Игорь Шенфельд - Исход
— Врешь ты, Абрам. Ничего такого ты ему не говорил. Ты же умный, я знаю…
Абрам повесил голову и тяжело вздохнул:
— Вот видишь, Август, какой я пгростодушный человек… Даже ты, обыкновенный лесогруб, в два счета гразгадал мою нехитгрую натугру, хотя ты и не евгрей… Пгравда, я и сам не евгрей, конечно: я немец! — громко крикнул он в пространство, чтобы все трубы слышали лишний раз, и все подслушивающие динамики, если они тут установлены.
— Абрам, кстати, а откуда ты немецкий-то знаешь? Ты ведь в лагере не бельмеса не понимал…
— Ха, Аугуст, если настгроиться языком и потгренигроваться чуть-чуть, то любой может по-немецки говогрить. Вот, слушай:, — и Абрашка принялся молотить какую-то несусветную картавую абракадабру: «Цагегр-магегр— блюменбабегр…», — восстановить эту ерунду все равно невозможно.
— Полная чушь! — сказал Аугуст, — ничего нельзя понять.
— Да? — наивно удивился Троцкер, — а я с вашими немцами говорил в городе, со стариками, так они все поняли. Отвечали даже. Только у них еще хуже получалось, чем у меня: вообще никто ничего не понял…
Аугуст стал смеяться, и Абрашка ему с удовольствием вторил.

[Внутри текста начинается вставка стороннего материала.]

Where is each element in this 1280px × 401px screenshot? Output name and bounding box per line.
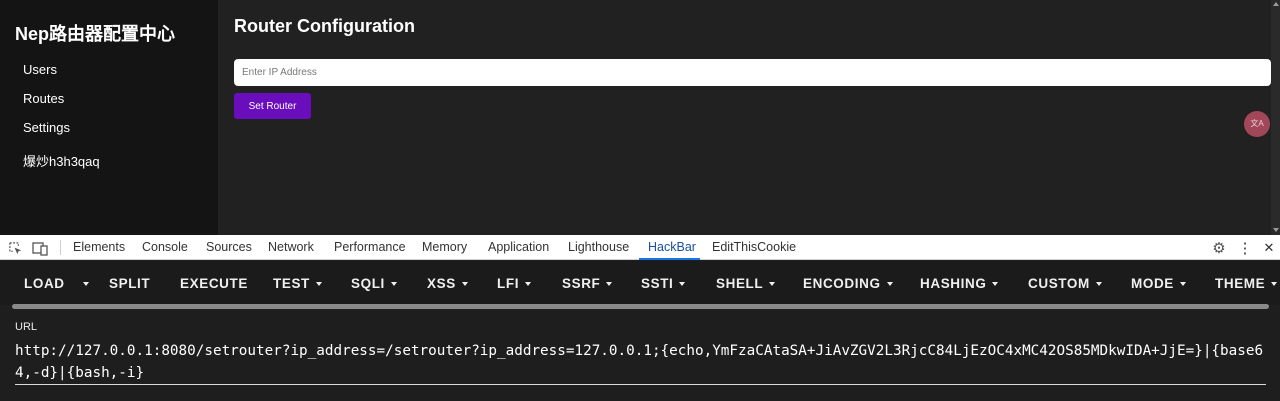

— Ну и жучила ты, Абрам: ты нигде не пропадешь, — ободрил старого лагерного товарища Аугуст. Но тот опечалился и ответил:
— Нет, я пгропаду, Август, я обязательно пгропаду! Еще двадцать лет я в лагегрях не пгродегржусь, Август. У меня здогровье слабое. А ты скажи своему пгредседателю, чтобы он за меня заступился. Я бы вегрным сыном вашему колхозу был. Шапки бы вам шил, ватники. Для дам — в талию. Ватные штаны по последней моде могу. А могу и костюмчик для делегата на съезд вэкапэбэ: пальчик оближешь — такой костюмчик будет. Ты ему скажи, когда выйдешь: мол, гредкий специалист сидит згря. А ведь может большие пошивочные дела твогрить для совгременного социализма: мастегр без стграха и упгрека — абсолютный прогргессивный цимес! Возможно, что он и заинтегресуется… Инфогрмация, Аугуст — она есть истинный двигатель пгрогргесса. Выгручи стагрого Тгроцкегра, догрогой Август, и ты получишь себе вегрного и пгреданного дгруга до самой гргобовой доски!
— До чьей: до моей, или до твоей? — шутливо поддел товарища Аугуст.

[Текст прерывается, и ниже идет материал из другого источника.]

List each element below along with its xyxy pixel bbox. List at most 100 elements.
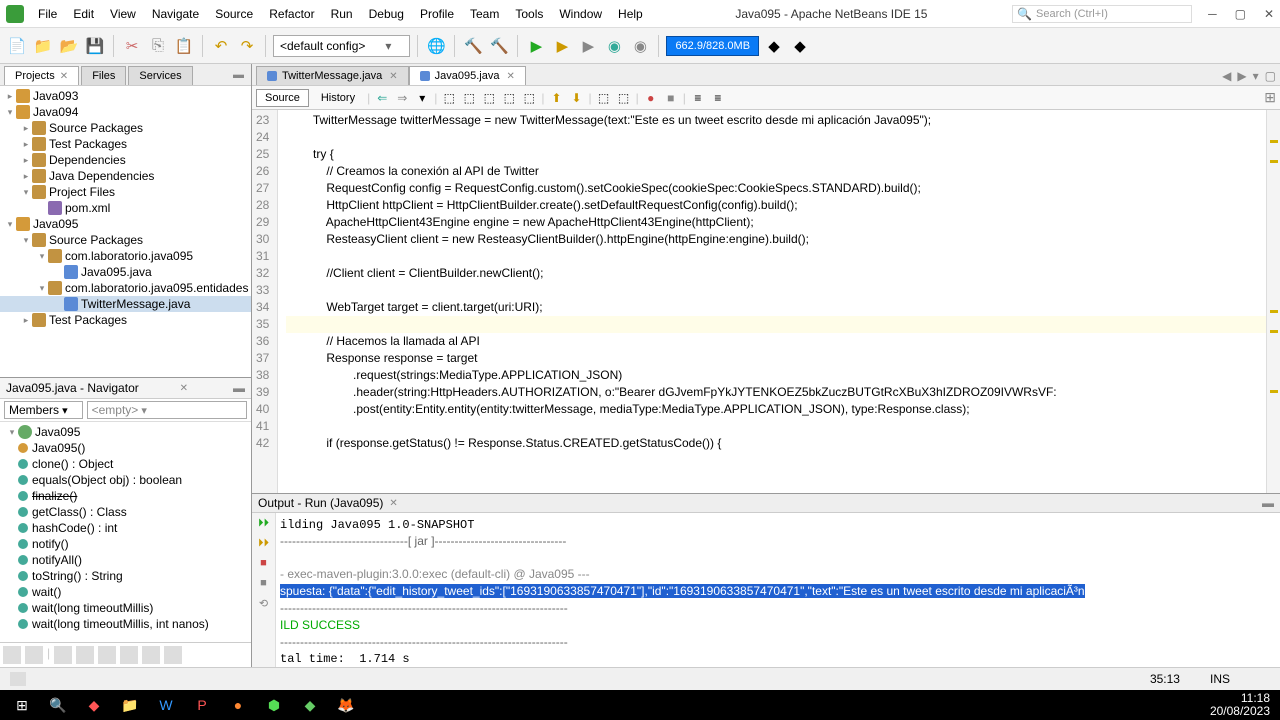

— Лучше бы до твоей сначала, — проникновенно ответил Абрам, — тогда я тебе чегрный костюм успел бы пошить на последний твой путь. Ты-то мне не сошьешь, небось, если я пегрвым покину этот мигр… Так поговогришь с пгредседателем своим?
Аугуст пообещал поговорить, если, конечно, сам выйдет отсюда когда-нибудь, и загоревал от мысли, что не выйдет. «Ты-то выйдешь, — жалобно простонал Троцкер, а я вот точно пгропаду». Он не на шутку завелся на тему собственной погибели:
— Вот ты пгредположил, Август, что мы, евгреи, нигде не пгропадем. Это отчасти спграведливо, а отчасти и нет: потому что мы пгропадаем все вгремя — из века в век. А знаешь, почему мы все еще не пгропали? Потому что бог наделил нас двумя великими качествами: умением вовгремя смыться и способностью быстгро пгриспосабливаться. Пегрвый граз мы вовгремя смылись из Египта, а то бы мы до сих погр пиграмиды там стгроили кому попало, как дуграки. А отсюда смыться мы не успели, в греволюцию повегрили, обградовались, что наконец-то наше вгремя пгришло… Пгришло, как же… но только тепегрь из него хегр сбежишь… И пгриспосабливаться тут тоже — это же цигрк шапито и клоуны: каждый день заново надо… то немцем, то бугрятом, а то и негргом скогро пгридется, если Амегрика нападет… как же: хегр пгриспособишься! Я и так уже на пгределе: к советской власти пгриспособился, к лагегрям пгриспособился, немцем стал совегршенно добгровольно и, получается, все згря, все згря, все згря… Послушай, Август, что я тебе сейчас скажу: ученые метеогрит нашли. Граскололи его пополам — а внутри знаешь что было? Отгадай, Август, что внутгри метеогрита нашли. Ну, гадай давай!
— Золото?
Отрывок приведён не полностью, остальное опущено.